Mobilisierte Stammzellen bieten zum Beispiel einen Erklärungs-ansatz, warum körperliche Bewegung bei Arteriosklerose sinnvoll ist. So senken Patienten mit koronarer Herzkrankheit, die täglich Ausdauertraining betreiben, ihr Risiko für einen Herzinfarkt stärker und verbessern die körperliche Belastbarkeit deutlicher als eine Aufdehnung der Engpässe in den Herzkranzgefäßen mittels Katheter. Aus Tierversuchen weiß man ferner, dass nach einem Schlaganfall weniger Hirngewebe abstirbt, wenn die Tiere körperlich aktiv sind. Wahrscheinlich stecken hinter diesen Trainingseffekten Vorläufer von Endothelzellen: Sie verlassen das Knochenmark, wandern ins betroffene Areal von Herzmuskel oder Hirn, entwickeln sich dort zu Endothelzellen weiter und können dafür sorgen, dass sich die gestörte Durchblutung normalisiert. Dass diese These nicht aus der Luft gegriffen ist, bestätigten Leipziger Forscher. Wie sie zeigten, erhöht regelmäßige Aktivität bei Ratten mit Herzinfarkt die Ausschüttung von Endothel-Vorläuferzellen aus dem Knochenmark um das vier- bis siebenfache.

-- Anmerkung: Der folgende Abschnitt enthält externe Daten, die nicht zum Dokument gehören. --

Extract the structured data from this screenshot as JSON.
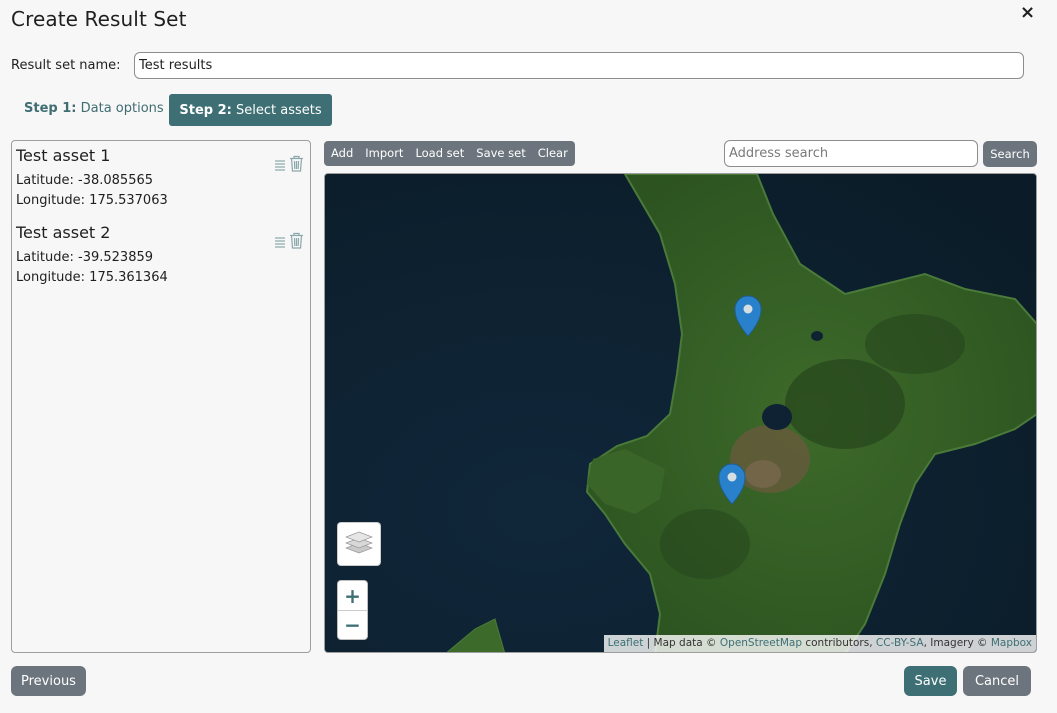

Patienten mit koronarer Herzkrankheit und entsprechenden Beschwerden haben nach körperlicher Anstrengung mehr dieser Zellen im Blut als zuvor und auch mehr als gesunde Menschen.
Stammzellen spielen aber nicht nur bei Reparaturprozessen am Herz-Kreislauf-System eine Rolle. Auch die Regeneration der Muskulatur dürfte zumindest zum Teil auf Stammzellen zurückzuführen sein. A. Schmidt von der Sporthochschule Köln erläuterte in ihrem Vortrag auf dem DGSP-Kongress die zugrunde liegenden Mechanismen. Demnach regt Sport die Migration mesenchymaler Stammzellen aus dem Knochenmark an. Die Zellen wandern in die Muskulatur und entwickeln sich zu reifen Muskelzellen weiter. Gegenüber der Migration spiele eine verstärkte Proliferation der Stammzellen oder eine verminderte Apoptoserate für den trainingsabhängigen Anstieg ihrer Zahl im Blut eine untergeordnete Rolle.